В произведении искусства должны иметься оба элемента — внутреннее спокойствие и обращение к зрителю, однако эти аспекты должны находиться в полном равновесии. Если художественное произведение в строгом стиле всецело замкнуто в себе, не желая обращаться к зрителю, то оно оставляет его холодным. Приближаясь к нему слишком близко, оно нравится, но в нем нет целостности или нравится оно не целостностью и простотой замысла и его воплощения. Это внешнее выражение обретает характер случайного явления и делает само произведение такой случайностью, в которой мы больше не познаем предмет и его обоснованную в самой себе необходимую форму, а познаем поэта и художника с его субъективными намерениями, сотворенное им произведение и проявленное им умение в исполнении. Вследствие этого публика совершенно освобождается от существенного содержания предмета, беседуя посредством произведения только с художником, так как каждый должен усмотреть, чего хотел художник, как хитро и ловко он это исполнил.

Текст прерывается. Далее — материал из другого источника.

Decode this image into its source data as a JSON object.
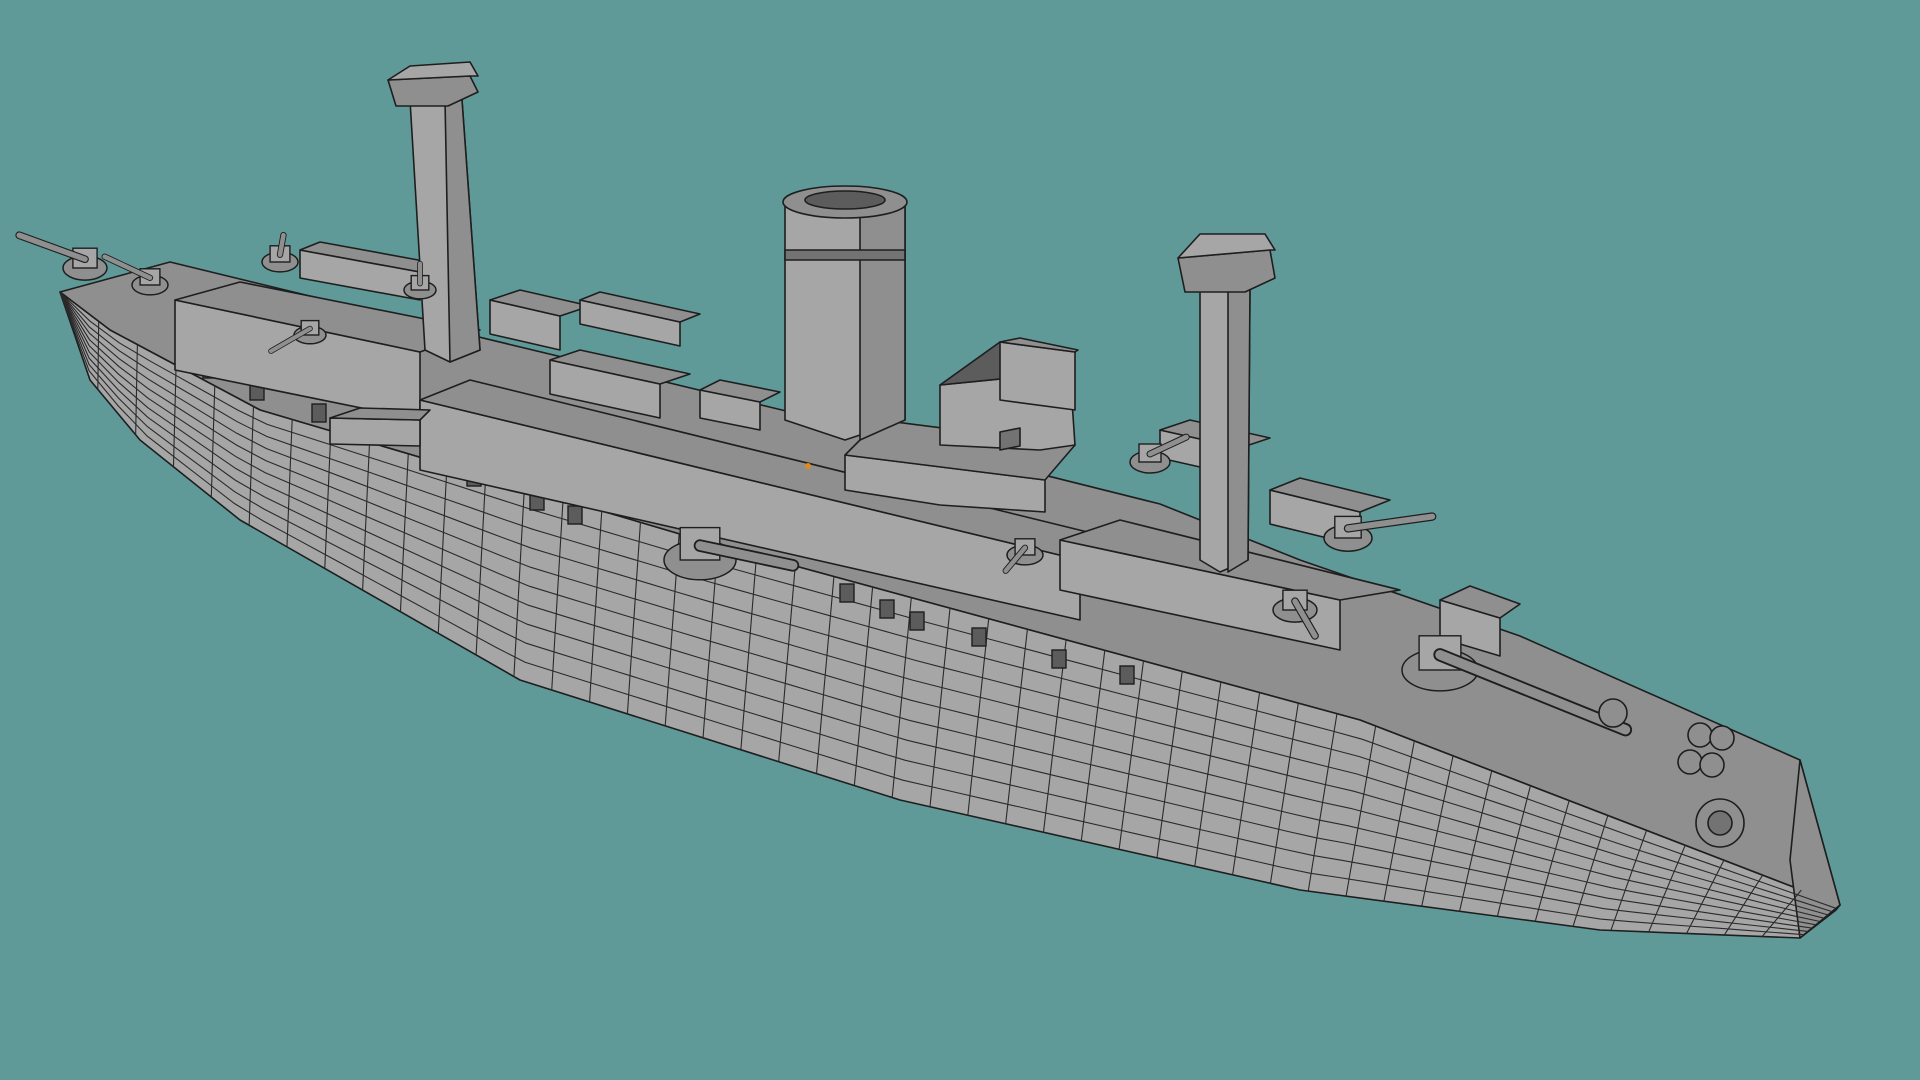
{
  "viewport": {
    "background_color": "#5f9a99",
    "mesh_light": "#a6a6a6",
    "mesh_mid": "#8f8f8f",
    "mesh_dark": "#737373",
    "mesh_shadow": "#5c5c5c",
    "wire_color": "#2a2a2a",
    "origin_point_color": "#e08a1a"
  },
  "model": {
    "mode": "edit-mode-wireframe-overlay",
    "objects": [
      "hull",
      "superstructure",
      "funnel-main",
      "mast-fore",
      "mast-aft",
      "bridge",
      "deck-guns",
      "bow-anchors"
    ]
  }
}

Очень лестно быть поставленным в такое положение, при котором становишься причастным к субъективным целям и оценкам художника. Читатель, слушатель или зритель тем сильнее восхищается поэтом, или музыкантом, или художником, удовлетворяя свое тщеславие, чем сильнее произведение искусства приглашает его к этому субъективному художественному суду, открывая ему свои намерения и точки зрения. Напротив, в строгом стиле зрителю как бы ничего не предоставляется, воплощенная субстанция содержания строго изгоняет субъективность. Это отталкивание может быть часто только ипохондрией художника, который вкладывает в художественное произведение глубокий смысл, однако, не желая свободно, легко, светло изобразить предмет, намеренно затрудняет его понимание зрителем. Но подобная любовь к таинственности в свою очередь является лишь аффектацией и ложной оппозицией против угодливости.
Французы создают преимущественно произведения льстящие, привлекательные, эффектные, признавая самым важным этот фривольный, угодливый поворот в сторону публики. Они ищут ценность своих произведений в удовлетворении других, которые их интересуют и на которых они хотят произвести впечатление. Особенно резко выделяется это направление в их драматической поэзии. Так, например, Мармонтель рассказывает следующий анекдот о представлении на сцене его пьесы «Тиран Дионисий». Решающим моментом был обращенный к тирану вопрос. Когда приближалась эта важная минута, Клерон, которая должна была задать вопрос, обращаясь к Дионисию, делает шаг вперед к публике, обращаясь тем самым к ней, — и этот шаг решил все, обеспечив одобрение всей пьесы.
Напротив, немцы, слишком настойчиво требуют содержания от художественного произведения. Сам художник удовлетворяется тем, что дал глубокое содержание, не заботясь о публике, которая сама должна подумать, потрудиться и помочь себе так, как она хочет и может.